After I announced this ruling, both counsel professed uncertainty as to what would happen next. The answer seemed obvious to me. The post-reversal section 170.6 disqualification meant that my work on the case was at an end. I would send the case to my presiding judge, who would assign it to another judge. That judge would obey the command of the Court of Appeal and determine the amount of the damages. That judge would also have to deal with the problem of how my order granting reconsideration would affect the new judgment. What that judge would decide was none of my concern. My work on the case was finished. I assumed that the next judge would do his or her duty, enter a fresh default judgment, and that the next step would be that the defendant could file a motion before that judge to vacate the judgment on the ground that it was based on a terminating sanction that had been set aside on reconsideration.

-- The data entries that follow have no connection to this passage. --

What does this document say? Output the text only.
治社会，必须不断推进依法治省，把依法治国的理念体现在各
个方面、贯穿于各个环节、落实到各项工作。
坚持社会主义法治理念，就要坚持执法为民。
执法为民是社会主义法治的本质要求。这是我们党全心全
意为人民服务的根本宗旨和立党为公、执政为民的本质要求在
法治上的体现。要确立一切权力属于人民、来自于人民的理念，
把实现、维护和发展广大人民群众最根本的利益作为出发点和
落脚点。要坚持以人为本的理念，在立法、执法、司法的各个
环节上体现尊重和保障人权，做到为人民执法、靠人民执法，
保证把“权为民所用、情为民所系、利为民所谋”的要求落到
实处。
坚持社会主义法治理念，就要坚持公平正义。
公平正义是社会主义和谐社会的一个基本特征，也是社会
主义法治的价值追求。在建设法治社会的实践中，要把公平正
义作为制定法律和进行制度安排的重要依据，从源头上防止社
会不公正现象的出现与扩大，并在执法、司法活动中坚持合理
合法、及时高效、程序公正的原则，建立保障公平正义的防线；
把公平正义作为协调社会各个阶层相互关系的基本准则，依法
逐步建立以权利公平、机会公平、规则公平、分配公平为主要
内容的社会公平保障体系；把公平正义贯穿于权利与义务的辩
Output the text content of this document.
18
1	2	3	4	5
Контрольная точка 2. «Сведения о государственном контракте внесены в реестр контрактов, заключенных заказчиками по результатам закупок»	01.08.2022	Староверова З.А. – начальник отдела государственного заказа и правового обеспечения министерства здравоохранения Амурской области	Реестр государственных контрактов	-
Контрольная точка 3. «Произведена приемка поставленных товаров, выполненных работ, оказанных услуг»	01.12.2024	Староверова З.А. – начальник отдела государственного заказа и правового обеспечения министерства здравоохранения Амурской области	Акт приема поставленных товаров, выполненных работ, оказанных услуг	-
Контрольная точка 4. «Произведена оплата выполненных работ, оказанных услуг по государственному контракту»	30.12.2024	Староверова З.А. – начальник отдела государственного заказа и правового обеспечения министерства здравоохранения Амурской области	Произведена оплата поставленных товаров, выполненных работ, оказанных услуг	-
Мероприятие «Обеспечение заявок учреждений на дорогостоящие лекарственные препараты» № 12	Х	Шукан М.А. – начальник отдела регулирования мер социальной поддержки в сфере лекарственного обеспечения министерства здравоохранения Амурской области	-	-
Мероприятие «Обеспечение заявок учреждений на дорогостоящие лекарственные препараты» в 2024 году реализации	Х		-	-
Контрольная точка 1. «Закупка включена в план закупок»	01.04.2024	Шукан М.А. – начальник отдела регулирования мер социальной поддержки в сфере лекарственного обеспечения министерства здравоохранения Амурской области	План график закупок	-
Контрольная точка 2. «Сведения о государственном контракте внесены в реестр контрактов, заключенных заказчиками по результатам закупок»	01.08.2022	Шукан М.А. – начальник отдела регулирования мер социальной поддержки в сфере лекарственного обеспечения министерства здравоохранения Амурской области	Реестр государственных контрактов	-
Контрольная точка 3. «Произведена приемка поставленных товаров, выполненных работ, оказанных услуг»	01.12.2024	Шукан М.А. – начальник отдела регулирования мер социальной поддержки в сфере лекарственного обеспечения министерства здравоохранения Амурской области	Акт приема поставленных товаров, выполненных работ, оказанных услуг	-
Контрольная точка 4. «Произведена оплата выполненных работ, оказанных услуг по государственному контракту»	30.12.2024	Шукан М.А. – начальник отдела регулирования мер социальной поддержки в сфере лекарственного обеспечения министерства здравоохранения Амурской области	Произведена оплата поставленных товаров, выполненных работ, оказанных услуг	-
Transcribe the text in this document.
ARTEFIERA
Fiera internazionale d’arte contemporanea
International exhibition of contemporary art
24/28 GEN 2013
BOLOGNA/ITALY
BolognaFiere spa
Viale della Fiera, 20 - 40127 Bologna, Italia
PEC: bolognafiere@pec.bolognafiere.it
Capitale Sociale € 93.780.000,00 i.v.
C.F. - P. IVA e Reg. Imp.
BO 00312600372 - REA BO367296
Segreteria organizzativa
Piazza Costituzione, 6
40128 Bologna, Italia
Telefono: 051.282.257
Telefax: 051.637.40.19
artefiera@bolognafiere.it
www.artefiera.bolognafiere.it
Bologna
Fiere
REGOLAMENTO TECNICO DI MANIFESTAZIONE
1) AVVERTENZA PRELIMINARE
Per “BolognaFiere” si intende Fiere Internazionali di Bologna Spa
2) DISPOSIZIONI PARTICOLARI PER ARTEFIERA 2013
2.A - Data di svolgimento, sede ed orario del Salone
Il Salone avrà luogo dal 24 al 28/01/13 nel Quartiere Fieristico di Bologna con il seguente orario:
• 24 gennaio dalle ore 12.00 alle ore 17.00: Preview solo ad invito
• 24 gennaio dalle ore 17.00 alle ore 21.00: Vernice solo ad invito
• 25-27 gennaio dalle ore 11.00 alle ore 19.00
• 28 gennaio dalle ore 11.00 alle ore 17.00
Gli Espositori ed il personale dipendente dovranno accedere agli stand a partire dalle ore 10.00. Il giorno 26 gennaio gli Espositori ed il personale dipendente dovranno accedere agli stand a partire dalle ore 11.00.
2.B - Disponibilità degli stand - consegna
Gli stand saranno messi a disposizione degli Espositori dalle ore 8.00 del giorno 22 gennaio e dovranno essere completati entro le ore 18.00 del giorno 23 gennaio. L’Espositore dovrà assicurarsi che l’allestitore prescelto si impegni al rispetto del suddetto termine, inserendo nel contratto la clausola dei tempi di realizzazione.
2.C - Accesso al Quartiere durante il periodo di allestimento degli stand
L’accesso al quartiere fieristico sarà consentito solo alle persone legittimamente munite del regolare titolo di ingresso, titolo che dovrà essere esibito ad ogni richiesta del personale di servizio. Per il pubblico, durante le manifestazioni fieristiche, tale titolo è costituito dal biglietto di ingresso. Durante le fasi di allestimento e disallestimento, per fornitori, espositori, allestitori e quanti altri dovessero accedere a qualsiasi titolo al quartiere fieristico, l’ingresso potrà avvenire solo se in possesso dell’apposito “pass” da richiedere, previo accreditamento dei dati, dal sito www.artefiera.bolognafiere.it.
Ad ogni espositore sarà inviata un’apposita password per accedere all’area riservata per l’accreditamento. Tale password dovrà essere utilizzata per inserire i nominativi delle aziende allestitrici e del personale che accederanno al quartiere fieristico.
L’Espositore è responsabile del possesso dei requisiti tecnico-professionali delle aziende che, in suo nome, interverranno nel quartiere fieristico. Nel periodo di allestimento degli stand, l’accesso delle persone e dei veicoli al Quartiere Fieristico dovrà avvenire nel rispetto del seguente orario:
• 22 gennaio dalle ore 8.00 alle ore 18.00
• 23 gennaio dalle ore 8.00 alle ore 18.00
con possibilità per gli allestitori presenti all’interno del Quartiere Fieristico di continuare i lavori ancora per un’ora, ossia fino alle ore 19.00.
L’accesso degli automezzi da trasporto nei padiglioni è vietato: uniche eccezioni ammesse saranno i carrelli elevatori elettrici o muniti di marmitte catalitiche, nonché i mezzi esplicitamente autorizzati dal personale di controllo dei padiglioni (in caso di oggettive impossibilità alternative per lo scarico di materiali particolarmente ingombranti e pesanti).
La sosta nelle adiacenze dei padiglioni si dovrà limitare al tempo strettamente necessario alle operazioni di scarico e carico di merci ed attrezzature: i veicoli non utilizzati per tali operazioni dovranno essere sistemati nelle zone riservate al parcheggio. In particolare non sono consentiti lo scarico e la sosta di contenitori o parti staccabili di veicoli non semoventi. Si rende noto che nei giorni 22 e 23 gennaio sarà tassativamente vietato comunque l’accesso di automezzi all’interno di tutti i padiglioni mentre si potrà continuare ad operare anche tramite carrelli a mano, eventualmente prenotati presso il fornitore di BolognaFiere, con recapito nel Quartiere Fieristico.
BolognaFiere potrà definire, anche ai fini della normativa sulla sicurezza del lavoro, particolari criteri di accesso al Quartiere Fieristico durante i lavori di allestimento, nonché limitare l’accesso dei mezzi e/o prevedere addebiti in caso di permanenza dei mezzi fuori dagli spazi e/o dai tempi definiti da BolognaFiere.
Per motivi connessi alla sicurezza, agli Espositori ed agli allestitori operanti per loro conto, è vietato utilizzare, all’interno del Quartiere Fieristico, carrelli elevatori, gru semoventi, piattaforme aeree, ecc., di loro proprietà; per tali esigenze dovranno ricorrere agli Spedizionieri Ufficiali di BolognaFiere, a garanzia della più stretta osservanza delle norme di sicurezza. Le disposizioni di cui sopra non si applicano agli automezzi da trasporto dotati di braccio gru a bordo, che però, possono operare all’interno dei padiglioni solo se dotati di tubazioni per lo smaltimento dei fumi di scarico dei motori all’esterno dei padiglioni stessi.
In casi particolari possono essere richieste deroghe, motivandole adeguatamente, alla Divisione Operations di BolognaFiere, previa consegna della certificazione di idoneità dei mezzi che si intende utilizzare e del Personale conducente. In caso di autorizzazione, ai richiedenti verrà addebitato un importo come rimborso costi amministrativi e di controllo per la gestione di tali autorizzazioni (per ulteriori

The parties obviously had not yet thought this far ahead. They asked me, at the conclusion of the hearing, what would happen next. I refrained from telling them. I did this deliberately, for two reasons. First, my role in the case had concluded with my order deciding the reconsideration motion. Secondly, I wanted to avoid saying anything that could be construed as advising either side as to what motion or other tactic they should pursue next. I was being scrupulous to maintain my neutrality and impartiality. If the defense counsel had not thought of filing a motion to vacate the second default judgment, I certainly did not want to plant the suggestion in his mind. So I simply told them that I cannot predict the future. Undoubtedly in my selection of words I should have chosen forthrightness over wit. I should have said, “Gentlemen, I am disqualified from further proceedings, and therefore I will refrain from speculating on what may happen next in the case.”

The fact that the Court of Appeal overturned my ruling granting the motion for reconsideration does not show that my ruling was the product of bias or embroilment. To the contrary, at all times I made such rulings and orders as I believed I was required by law to make.

 

e. The remark about “Be careful what you ask for”

 

At the conclusion of the default prove-up hearing, having ruled that the law limited the plaintiffs to a nominal recovery because they had procured defendant’s default before serving a statement of damages, I remarked to the parties that the case illustrated the adage that one should be careful what one asks for, lest one get it. I had in mind that this was a lesson lawyers should learn and remember in the formulation of litigation strategy.

I should not have uttered the remark, however. I recognize that now, and I apologize to the Commission for having uttered it. The remark served no constructive purpose; I am no longer a law professor, and any teaching I do should occur in the classroom, not the courtroom. The remark could understandably be interpreted by plaintiff’s counsel as a taunt, and by the Commission as an indication of personal embroilment and bias, or the appearance thereof. I can only assure the Commission that I did not so intend it.

In summary, I have tried to show that throughout this case I acted impartially, dispassionately, with a neutral frame of mind.